As drivers, simple actions like checking your tyre pressure to make sure that the wheels are properly inflated can make a real difference on how long your tyres last. Under or over-inflated tyres don’t wear evenly and won’t last as long.
For example, a tyre that is constantly 20% underinflated can last 20% less in use. That means, a new tyre that could last approximately 95,000km would be worn out by 75,000 km. In addition, since the front and rare axles and the right and left side of vehicles wear down tyres differently, rotating your tyres regularly between the different positions will ensure they wear evenly and last longer.
A visit to the experts is not necessary to determine the ideal requirements for optimal performance of your tyres. Usually tyres are adequately labelled with the information needed to guide users as to their size, pressure and load requirements, which must be complied with to ensure safety and to avoid the loss of lives due to road accidents. The following are some tips which will help in the care and use of tyres:
a. Check the air pressure of each tyre at least fortnightly. Incorrect tyre pressure can lead to the inside of the tyre being damaged, resulting in tyre problems or even a blowout.

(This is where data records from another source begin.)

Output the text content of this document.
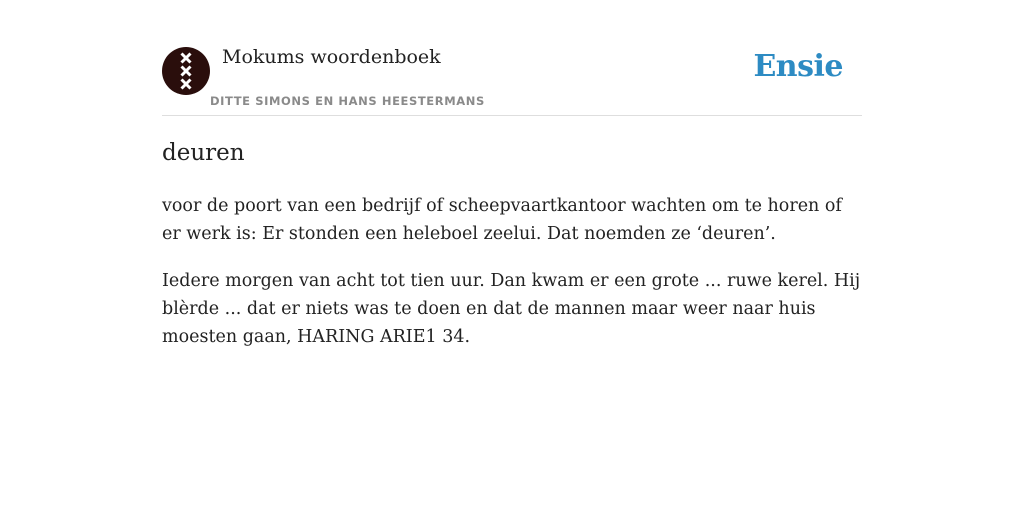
Mokums woordenboek
DITTE SIMONS EN HANS HEESTERMANS
Ensie
deuren

voor de poort van een bedrijf of scheepvaartkantoor wachten om te horen of er werk is: Er stonden een heleboel zeelui. Dat noemden ze ‘deuren’.

Iedere morgen van acht tot tien uur. Dan kwam er een grote ... ruwe kerel. Hij blèrde ... dat er niets was te doen en dat de mannen maar weer naar huis moesten gaan, HARING ARIE1 34.
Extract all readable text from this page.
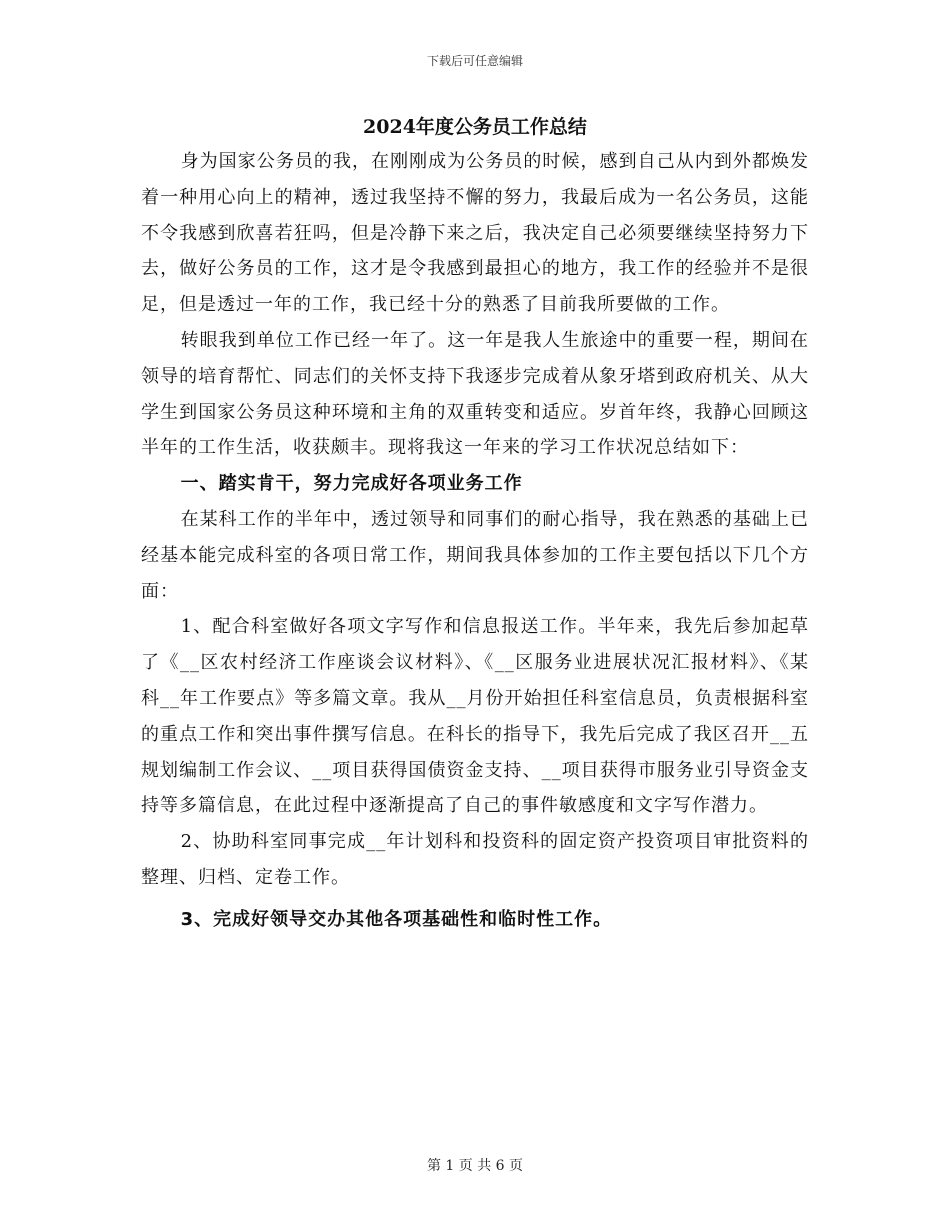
下载后可任意编辑
2024年度公务员工作总结

身为国家公务员的我，在刚刚成为公务员的时候，感到自己从内到外都焕发着一种用心向上的精神，透过我坚持不懈的努力，我最后成为一名公务员，这能不令我感到欣喜若狂吗，但是冷静下来之后，我决定自己必须要继续坚持努力下去，做好公务员的工作，这才是令我感到最担心的地方，我工作的经验并不是很足，但是透过一年的工作，我已经十分的熟悉了目前我所要做的工作。

转眼我到单位工作已经一年了。这一年是我人生旅途中的重要一程，期间在领导的培育帮忙、同志们的关怀支持下我逐步完成着从象牙塔到政府机关、从大学生到国家公务员这种环境和主角的双重转变和适应。岁首年终，我静心回顾这半年的工作生活，收获颇丰。现将我这一年来的学习工作状况总结如下：

一、踏实肯干，努力完成好各项业务工作

在某科工作的半年中，透过领导和同事们的耐心指导，我在熟悉的基础上已经基本能完成科室的各项日常工作，期间我具体参加的工作主要包括以下几个方面：

1、配合科室做好各项文字写作和信息报送工作。半年来，我先后参加起草了《__区农村经济工作座谈会议材料》、《__区服务业进展状况汇报材料》、《某科__年工作要点》等多篇文章。我从__月份开始担任科室信息员，负责根据科室的重点工作和突出事件撰写信息。在科长的指导下，我先后完成了我区召开__五规划编制工作会议、__项目获得国债资金支持、__项目获得市服务业引导资金支持等多篇信息，在此过程中逐渐提高了自己的事件敏感度和文字写作潜力。

2、协助科室同事完成__年计划科和投资科的固定资产投资项目审批资料的整理、归档、定卷工作。

3、完成好领导交办其他各项基础性和临时性工作。

第 1 页 共 6 页
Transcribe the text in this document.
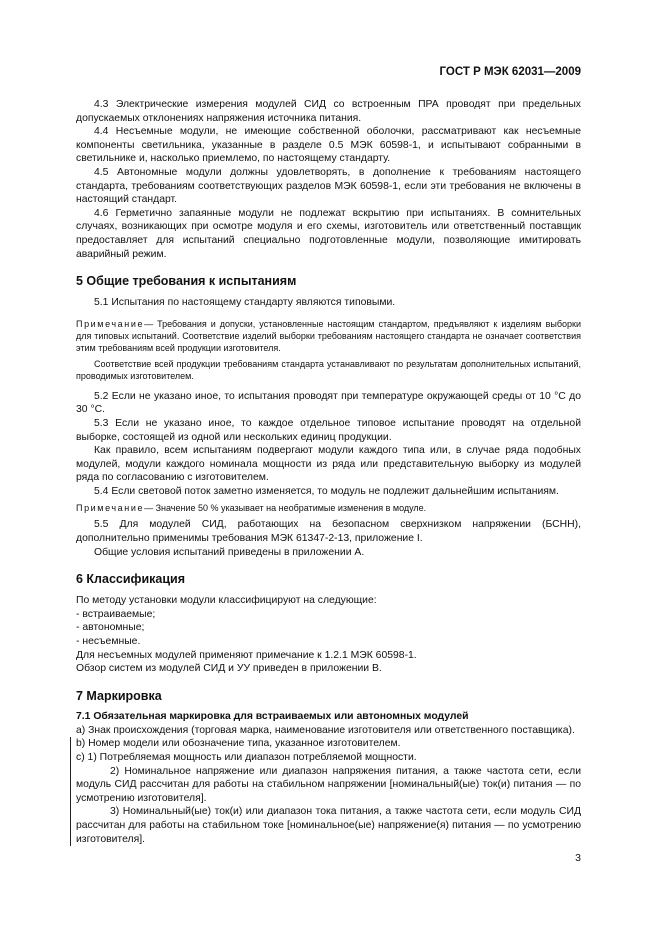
ГОСТ Р МЭК 62031—2009

4.3 Электрические измерения модулей СИД со встроенным ПРА проводят при предельных допускаемых отклонениях напряжения источника питания.

4.4 Несъемные модули, не имеющие собственной оболочки, рассматривают как несъемные компоненты светильника, указанные в разделе 0.5 МЭК 60598-1, и испытывают собранными в светильнике и, насколько приемлемо, по настоящему стандарту.

4.5 Автономные модули должны удовлетворять, в дополнение к требованиям настоящего стандарта, требованиям соответствующих разделов МЭК 60598-1, если эти требования не включены в настоящий стандарт.

4.6 Герметично запаянные модули не подлежат вскрытию при испытаниях. В сомнительных случаях, возникающих при осмотре модуля и его схемы, изготовитель или ответственный поставщик предоставляет для испытаний специально подготовленные модули, позволяющие имитировать аварийный режим.

5 Общие требования к испытаниям

5.1 Испытания по настоящему стандарту являются типовыми.

Примечание— Требования и допуски, установленные настоящим стандартом, предъявляют к изделиям выборки для типовых испытаний. Соответствие изделий выборки требованиям настоящего стандарта не означает соответствия этим требованиям всей продукции изготовителя.

Соответствие всей продукции требованиям стандарта устанавливают по результатам дополнительных испытаний, проводимых изготовителем.

5.2 Если не указано иное, то испытания проводят при температуре окружающей среды от 10 °С до 30 °С.

5.3 Если не указано иное, то каждое отдельное типовое испытание проводят на отдельной выборке, состоящей из одной или нескольких единиц продукции.

Как правило, всем испытаниям подвергают модули каждого типа или, в случае ряда подобных модулей, модули каждого номинала мощности из ряда или представительную выборку из модулей ряда по согласованию с изготовителем.

5.4 Если световой поток заметно изменяется, то модуль не подлежит дальнейшим испытаниям.

Примечание— Значение 50 % указывает на необратимые изменения в модуле.

5.5 Для модулей СИД, работающих на безопасном сверхнизком напряжении (БСНН), дополнительно применимы требования МЭК 61347-2-13, приложение I.

Общие условия испытаний приведены в приложении А.

6 Классификация

По методу установки модули классифицируют на следующие:

- встраиваемые;

- автономные;

- несъемные.

Для несъемных модулей применяют примечание к 1.2.1 МЭК 60598-1.

Обзор систем из модулей СИД и УУ приведен в приложении В.

7 Маркировка
7.1 Обязательная маркировка для встраиваемых или автономных модулей

a) Знак происхождения (торговая марка, наименование изготовителя или ответственного поставщика).

b) Номер модели или обозначение типа, указанное изготовителем.

c) 1) Потребляемая мощность или диапазон потребляемой мощности.

2) Номинальное напряжение или диапазон напряжения питания, а также частота сети, если модуль СИД рассчитан для работы на стабильном напряжении [номинальный(ые) ток(и) питания — по усмотрению изготовителя].

3) Номинальный(ые) ток(и) или диапазон тока питания, а также частота сети, если модуль СИД рассчитан для работы на стабильном токе [номинальное(ые) напряжение(я) питания — по усмотрению изготовителя].

3
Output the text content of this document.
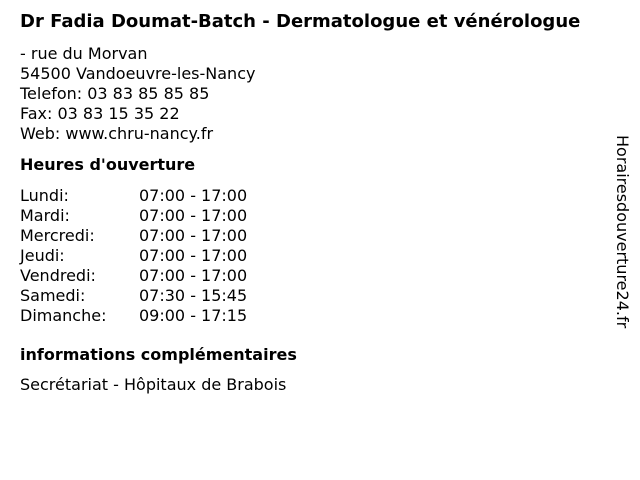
Dr Fadia Doumat-Batch - Dermatologue et vénérologue
- rue du Morvan
54500 Vandoeuvre-les-Nancy
Telefon: 03 83 85 85 85
Fax: 03 83 15 35 22
Web: www.chru-nancy.fr
Heures d'ouverture
Lundi:	07:00 - 17:00
Mardi:	07:00 - 17:00
Mercredi:	07:00 - 17:00
Jeudi:	07:00 - 17:00
Vendredi:	07:00 - 17:00
Samedi:	07:30 - 15:45
Dimanche:	09:00 - 17:15
informations complémentaires
Secrétariat - Hôpitaux de Brabois
Horairesdouverture24.fr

b. Tyres must be inflated to specified pressures. The pressure inside warm tyres is naturally higher and must be reduced, and on cooling, can fall below the minimum tyre pressure. (Driving, especially at high speeds, causes heat build-up in tyres).
c. Incorrect tyre pressure causes premature and uneven tyre wear. Under-inflated tyres have a higher rolling resistance, which means higher fuel consumption.
a. If a tyre is visibly damaged (that is, it has a fracture or a cut that exposes the carcass) or has an unusual wear pattern, the tyre must be taken off and examined as quickly as possible by a tyre specialist.
b. Driving over curb-stones or over potholed roads may cause internal damage to tyres, leading to failure at high speeds.
c. Check tyres regularly for damage as, sharp stones, nails etc. can penetrate the tyre tread. These need to be removed. Check also if there are bulges or cuts on the sidewall.
d. For virtually all vehicles, rotating the tyres from one axle to the other is permitted. In certain cases, changing them crosswise/ diagonally can also be advantageous. This does not apply to directional tyres. It is also advisable to have the alignment checked at 10,000 km intervals.
e. Harsh acceleration, braking with locked wheels and fast steering movements shorten the service life of tyres.
a. Tread damage or cuts that extend to the breaker, belt or beyond must be repaired by the hot vulcanization process. Repairs using cold temporary repair measures, such as plugging, are used as emergency means to take you home and should be rectified immediately without any delay.
Proper care and use will extend the life of tyres and reduce the incidence of accidents due to tyre damage or “blowout”, so drivers are urged to monitor and properly use their tyres to ensure safety on the road.